Sunday, December 30, 2018

Happy New Year!

A sleek American Crow, Corvus brachyrhynchos, in mid-caw.

And this thought for 2019 from Alfred Lord Tennyson: 
Hope smiles from the threshold 
of the year to come, 
whispering, "It will be happier."  
Click to enlarge.

Monday, December 24, 2018

Merry Christmas!

The maple tree outside my window has a hole that is used by a family of squirrels. I see three or four of them going in and out and sometimes just sitting in the entryway looking cute. While I was drinking my morning coffee today, I noticed that there was an incongruous branch of white pine up there, pictured above. Is it a squirrel Christmas tree? I'm sorry it's a blurry shot, but when I was more awake and went back to take a better picture, the pine branch was gone. Did they pull it inside to help insulate... or to decorate? Click to enlarge.

Sunday, December 16, 2018

Appreciating Cardinals

It has been raining and gray here for days that feel like weeks. It seems to make the red cardinals stand out even more than usual. Click to enlarge.
It reminds me of something Terri Guillemets wrote:

"Winter is the slow-down
Winter is the search for self
Winter gives the silence you need to listen 
Winter goes gray so you can see your own colors..." 

On the technical side, when I was picturing red cardinals on gray backgrounds, I realized that although my camera can take a selectively colored photograph like that, I did not know how to change an existing color image to only show reds and grays. I figured out how to do it with Photoshop. (I have CS 5.) I opened this jpg and called it Layer 1. Then I chose Color Range from the Selection menu, and then Reds from the Selected Colors pull down. I copied that selection to a new layer. Then I used the Adjustment option from the Image menu to change Layer 1 to Black and White. That's it. Red cardinals on gray backgrounds.

Works well for house finches, too.

Sunday, December 9, 2018

Holiday Botany Review

I was in a garden shop full of Christmas trees the other day, trying to remember the differences between pine, spruce, and fir. Here are some clues to tell them apart. 
Pines, spruces, and firs are all in the pine family and have needle-like leaves, but their needles are arranged differently. Pines have needles in bundles or clusters, like the white pine pictured here. Can you make out the five-needle bundles? Click to enlarge. 
Firs and spruces have individually attached needles, but attached in different ways. The fir needles pictured here are flat and blunt and typically feel soft. If you pull one off, you'll see the attached end looks like a tiny suction cup. 

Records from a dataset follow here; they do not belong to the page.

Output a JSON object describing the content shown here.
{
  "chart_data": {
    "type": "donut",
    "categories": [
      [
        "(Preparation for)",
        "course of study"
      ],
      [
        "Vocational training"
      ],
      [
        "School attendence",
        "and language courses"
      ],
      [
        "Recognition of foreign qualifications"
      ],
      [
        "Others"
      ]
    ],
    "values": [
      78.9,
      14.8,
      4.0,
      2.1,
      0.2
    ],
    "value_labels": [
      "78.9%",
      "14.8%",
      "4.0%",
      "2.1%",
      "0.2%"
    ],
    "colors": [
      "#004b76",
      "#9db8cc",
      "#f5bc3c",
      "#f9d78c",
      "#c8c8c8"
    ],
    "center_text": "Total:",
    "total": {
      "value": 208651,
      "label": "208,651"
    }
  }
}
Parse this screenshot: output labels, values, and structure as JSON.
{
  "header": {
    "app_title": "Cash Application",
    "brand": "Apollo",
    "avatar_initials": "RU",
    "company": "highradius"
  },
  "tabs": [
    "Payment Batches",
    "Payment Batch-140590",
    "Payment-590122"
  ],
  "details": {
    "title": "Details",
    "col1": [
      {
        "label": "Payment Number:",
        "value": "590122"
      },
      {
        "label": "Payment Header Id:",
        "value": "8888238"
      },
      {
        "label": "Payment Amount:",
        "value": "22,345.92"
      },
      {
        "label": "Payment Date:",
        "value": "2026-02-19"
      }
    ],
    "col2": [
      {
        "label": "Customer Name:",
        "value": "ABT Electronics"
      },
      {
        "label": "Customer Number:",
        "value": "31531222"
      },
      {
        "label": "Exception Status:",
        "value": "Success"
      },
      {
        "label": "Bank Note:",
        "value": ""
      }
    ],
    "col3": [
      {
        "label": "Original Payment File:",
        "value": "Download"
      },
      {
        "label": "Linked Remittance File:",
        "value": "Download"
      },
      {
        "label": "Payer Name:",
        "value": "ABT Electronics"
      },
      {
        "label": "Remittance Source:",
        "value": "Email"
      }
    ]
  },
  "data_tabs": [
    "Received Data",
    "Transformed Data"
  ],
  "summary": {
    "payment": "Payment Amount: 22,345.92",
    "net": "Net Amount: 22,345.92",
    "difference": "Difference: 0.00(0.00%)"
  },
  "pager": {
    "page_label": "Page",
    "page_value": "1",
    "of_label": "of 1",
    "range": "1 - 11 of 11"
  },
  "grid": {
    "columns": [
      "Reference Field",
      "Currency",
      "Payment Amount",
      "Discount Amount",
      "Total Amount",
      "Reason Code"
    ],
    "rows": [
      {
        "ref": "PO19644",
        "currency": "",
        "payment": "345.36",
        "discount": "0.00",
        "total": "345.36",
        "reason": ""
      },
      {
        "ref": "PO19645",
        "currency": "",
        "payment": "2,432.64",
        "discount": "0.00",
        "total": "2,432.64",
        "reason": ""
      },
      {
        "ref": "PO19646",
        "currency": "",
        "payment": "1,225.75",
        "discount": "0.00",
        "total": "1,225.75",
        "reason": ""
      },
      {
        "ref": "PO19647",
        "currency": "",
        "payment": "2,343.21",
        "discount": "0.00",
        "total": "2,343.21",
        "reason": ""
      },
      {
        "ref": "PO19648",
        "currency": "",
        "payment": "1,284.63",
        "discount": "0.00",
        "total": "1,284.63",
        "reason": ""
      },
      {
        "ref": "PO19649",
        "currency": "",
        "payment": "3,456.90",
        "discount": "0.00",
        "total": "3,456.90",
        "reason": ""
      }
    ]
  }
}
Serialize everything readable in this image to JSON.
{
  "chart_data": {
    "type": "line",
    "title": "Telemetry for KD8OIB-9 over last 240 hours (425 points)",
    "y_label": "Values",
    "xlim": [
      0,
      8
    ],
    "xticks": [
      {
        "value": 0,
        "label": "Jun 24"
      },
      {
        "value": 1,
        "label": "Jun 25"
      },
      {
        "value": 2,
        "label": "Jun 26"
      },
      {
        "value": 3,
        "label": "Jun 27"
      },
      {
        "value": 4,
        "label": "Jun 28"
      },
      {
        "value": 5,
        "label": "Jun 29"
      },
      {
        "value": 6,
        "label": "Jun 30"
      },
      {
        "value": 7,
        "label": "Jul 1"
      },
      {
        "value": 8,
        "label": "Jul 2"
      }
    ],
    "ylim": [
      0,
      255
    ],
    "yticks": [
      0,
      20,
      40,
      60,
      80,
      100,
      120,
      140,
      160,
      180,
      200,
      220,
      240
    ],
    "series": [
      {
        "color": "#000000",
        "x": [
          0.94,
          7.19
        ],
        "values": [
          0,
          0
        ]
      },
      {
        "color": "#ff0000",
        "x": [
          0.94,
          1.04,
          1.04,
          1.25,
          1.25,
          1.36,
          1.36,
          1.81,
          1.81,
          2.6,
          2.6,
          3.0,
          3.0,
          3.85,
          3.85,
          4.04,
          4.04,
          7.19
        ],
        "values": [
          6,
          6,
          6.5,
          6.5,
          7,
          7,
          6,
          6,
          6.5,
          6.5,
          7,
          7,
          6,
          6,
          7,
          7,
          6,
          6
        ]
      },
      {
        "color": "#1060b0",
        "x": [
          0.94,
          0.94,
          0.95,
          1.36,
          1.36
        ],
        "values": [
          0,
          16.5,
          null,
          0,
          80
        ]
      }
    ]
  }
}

The single needles of spruces are stiffer and sharper than those of firs. I got poked a few times while moving this little spruce branch around to photograph. Spruce needles are four-sided or triangular, not flat, so if you pull one off you can easily roll it between fingers. They are attached with tiny woody peg-like structures that stay on the branch when the needles fall, making the branches feel rough. 
Here's a bit of leafless peg-rough spruce branch. So... that's the kind of thing I was thinking about when I went to the garden shop.
Imagine my surprise when I saw these. 
And this. 
And these. 
We may need a whole different kind of field guide here. 

Sunday, December 2, 2018

Guardian Crows

The bird feeders at my place are really busy these days. I see lots of chickadees that are, so far, too fast for me to photograph. The tufted titmouse above and all his relatives are busy all day taking seeds from the feeders and stashing them in secret places for later. 
Downy woodpeckers are busy pecking at seeds and suet. 
Here's a female downy waiting and watching. 
I can depend on visits from a few dozens lovely red house finches every day. 
Cute little white-breasted nuthatches flit between feeders and trees, hanging upside down to take seeds and running acrobatically along tree trunks and branches. Click to enlarge. 
All the bird activity attracts hawks. This is an immature red-tailed hawk. 
Its tail isn't red yet, just striped. It sits and watches the little birds at the feeder, looking for an opportunity to catch something tasty. 
But crows are also watching. They keep an eye on the hawks. Yesterday I heard a racket outside and when I looked, half a dozen crows were dive-bombing a red-tailed hawk that was sitting in a tree. When crows harass a predator like this, it's called "mobbing" -- they cooperate to bother the hawk, usually to keep it from messing with their young. The little birds at my feeders benefit, too. Thanks, guardian crows!